5.        By-Laws of ImagicTV Inc. (incorporated herein by reference to Exhibit
          3.4 to the Registration Statement).

6.        Form of Common Share Certificate (incorporated herein by reference to
          Exhibit 4.1 to the Registration Statement).
</TABLE>


                                      -4-
<PAGE>

                                                                       Exhibit 1

                          DESCRIPTION OF SHARE CAPITAL

      Concurrently with the closing of the offering, we will reclassify our
share capital so that it will consist of common shares and preferred shares,
issuable in series. This reclassification will be effected by amending our
articles of incorporation shortly before the completion of this offering to
convert each of our existing Class A, Class B and Class C common shares into a
single new class of common shares. We will also create the class of preferred
shares. After the reclassification and prior to the completion of this
offering, each new common share outstanding will be split into new common
shares on an assumed 1.1636-for-1 basis.

Common Shares

      Following the reclassification of our share capital and the share split,
we will have authorized for issuance an unlimited number of common shares. Each
of our outstanding common shares will be entitled to one vote at meetings of
our shareholders and to receive dividends if, as, and when declared by our
board of directors. Subject to the rights of holders of shares of any class
ranking senior to the common shares, holders of our common shares are entitled
to receive our remaining property or assets in the event of our liquidation,
dissolution or winding-up. A holder of common shares will have no preemptive,
redemption or conversion rights upon completion of this offering.
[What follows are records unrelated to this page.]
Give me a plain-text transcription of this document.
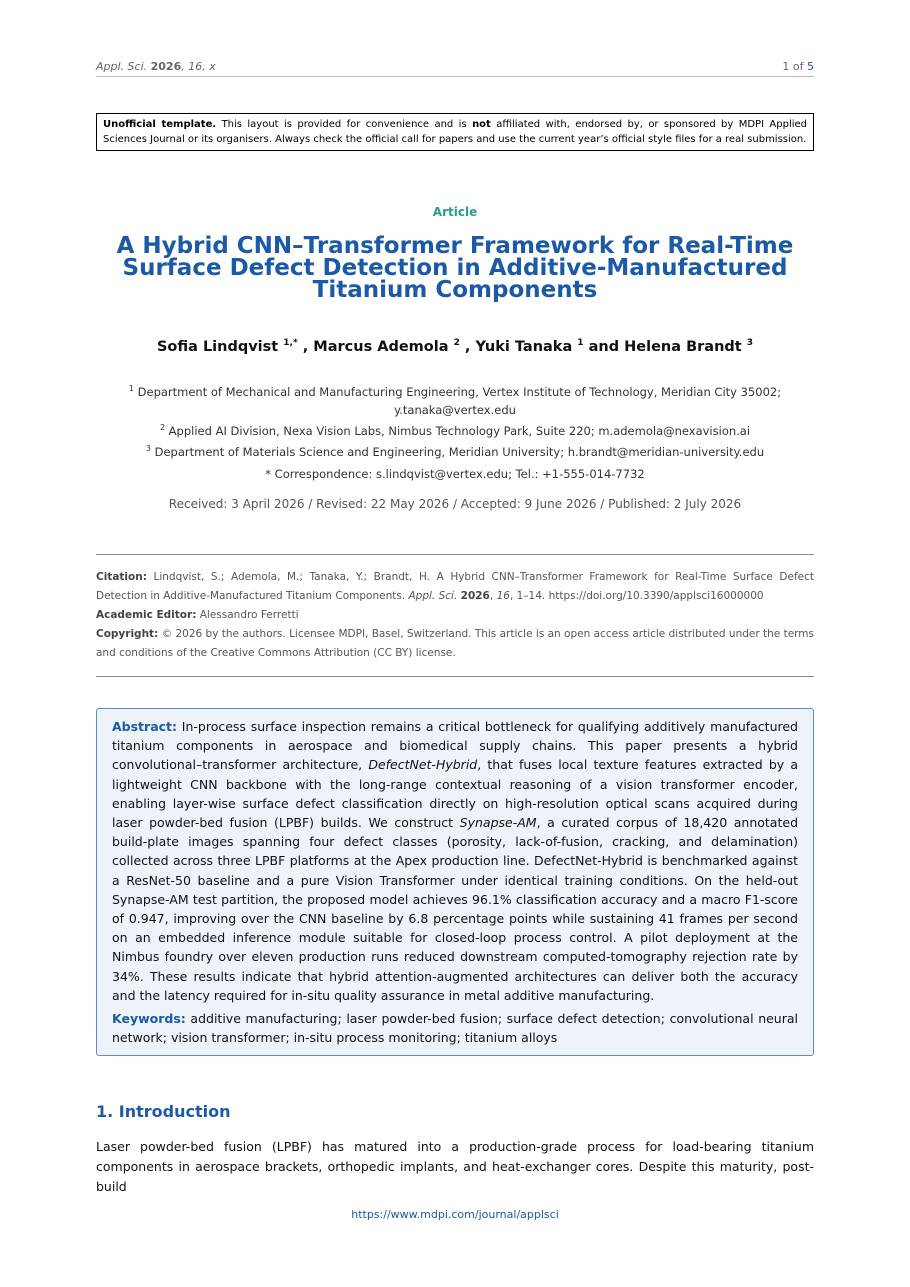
Appl. Sci. 2026, 16, x	1 of 5
Unofficial template. This layout is provided for convenience and is not affiliated with, endorsed by, or sponsored by MDPI Applied Sciences Journal or its organisers. Always check the official call for papers and use the current year’s official style files for a real submission.
Article
A Hybrid CNN–Transformer Framework for Real-Time
Surface Defect Detection in Additive-Manufactured
Titanium Components
Sofia Lindqvist $^{1,*}$ , Marcus Ademola $^2$ , Yuki Tanaka $^1$ and Helena Brandt $^3$
$^1$ Department of Mechanical and Manufacturing Engineering, Vertex Institute of Technology, Meridian City 35002;
y.tanaka@vertex.edu
$^2$ Applied AI Division, Nexa Vision Labs, Nimbus Technology Park, Suite 220; m.ademola@nexavision.ai
$^3$ Department of Materials Science and Engineering, Meridian University; h.brandt@meridian-university.edu
* Correspondence: s.lindqvist@vertex.edu; Tel.: +1-555-014-7732
Received: 3 April 2026 / Revised: 22 May 2026 / Accepted: 9 June 2026 / Published: 2 July 2026

Citation: Lindqvist, S.; Ademola, M.; Tanaka, Y.; Brandt, H. A Hybrid CNN–Transformer Framework for Real-Time Surface Defect Detection in Additive-Manufactured Titanium Components. Appl. Sci. 2026, 16, 1–14. https://doi.org/10.3390/applsci16000000

Academic Editor: Alessandro Ferretti

Copyright: © 2026 by the authors. Licensee MDPI, Basel, Switzerland. This article is an open access article distributed under the terms and conditions of the Creative Commons Attribution (CC BY) license.

Abstract: In-process surface inspection remains a critical bottleneck for qualifying additively manufactured titanium components in aerospace and biomedical supply chains. This paper presents a hybrid convolutional–transformer architecture, DefectNet-Hybrid, that fuses local texture features extracted by a lightweight CNN backbone with the long-range contextual reasoning of a vision transformer encoder, enabling layer-wise surface defect classification directly on high-resolution optical scans acquired during laser powder-bed fusion (LPBF) builds. We construct Synapse-AM, a curated corpus of 18,420 annotated build-plate images spanning four defect classes (porosity, lack-of-fusion, cracking, and delamination) collected across three LPBF platforms at the Apex production line. DefectNet-Hybrid is benchmarked against a ResNet-50 baseline and a pure Vision Transformer under identical training conditions. On the held-out Synapse-AM test partition, the proposed model achieves 96.1% classification accuracy and a macro F1-score of 0.947, improving over the CNN baseline by 6.8 percentage points while sustaining 41 frames per second on an embedded inference module suitable for closed-loop process control. A pilot deployment at the Nimbus foundry over eleven production runs reduced downstream computed-tomography rejection rate by 34%. These results indicate that hybrid attention-augmented architectures can deliver both the accuracy and the latency required for in-situ quality assurance in metal additive manufacturing.

Keywords: additive manufacturing; laser powder-bed fusion; surface defect detection; convolutional neural network; vision transformer; in-situ process monitoring; titanium alloys

1. Introduction
Laser powder-bed fusion (LPBF) has matured into a production-grade process for load-bearing titanium components in aerospace brackets, orthopedic implants, and heat-exchanger cores. Despite this maturity, post-build
https://www.mdpi.com/journal/applsci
      The registrar and transfer agent for our common shares in Canada is CIBC
Mellon Trust Company at its principal stock and bond transfer offices located
in Toronto, Ontario, and the co-transfer agent and registrar for our common
shares in the United States is ChaseMellon Shareholder Services, LLC. at its
offices located in New York, New York.

Preferred Shares

      Our board of directors will have the authority, without further action by
the shareholders, to issue an unlimited number of preferred shares in one or
more series. These preferred shares may be entitled to dividend and liquidation
preferences over the common shares. The board will be able to fix the
designations, powers, preferences, privileges and relative, participating,
optional or special rights of any preferred shares issued, including any
qualifications, limitations or restrictions. Special rights which may be
granted to a series of preferred shares may include dividend rights, conversion
rights, voting rights, terms of redemption and liquidation preferences, any of
which may be superior to the rights of the common shares. Preferred share
issuances could decrease the market price of the common shares and may
adversely affect the voting and other rights of the holders of common shares.
The issuance of preferred shares could also have the effect of delaying or
preventing a change of control of our company.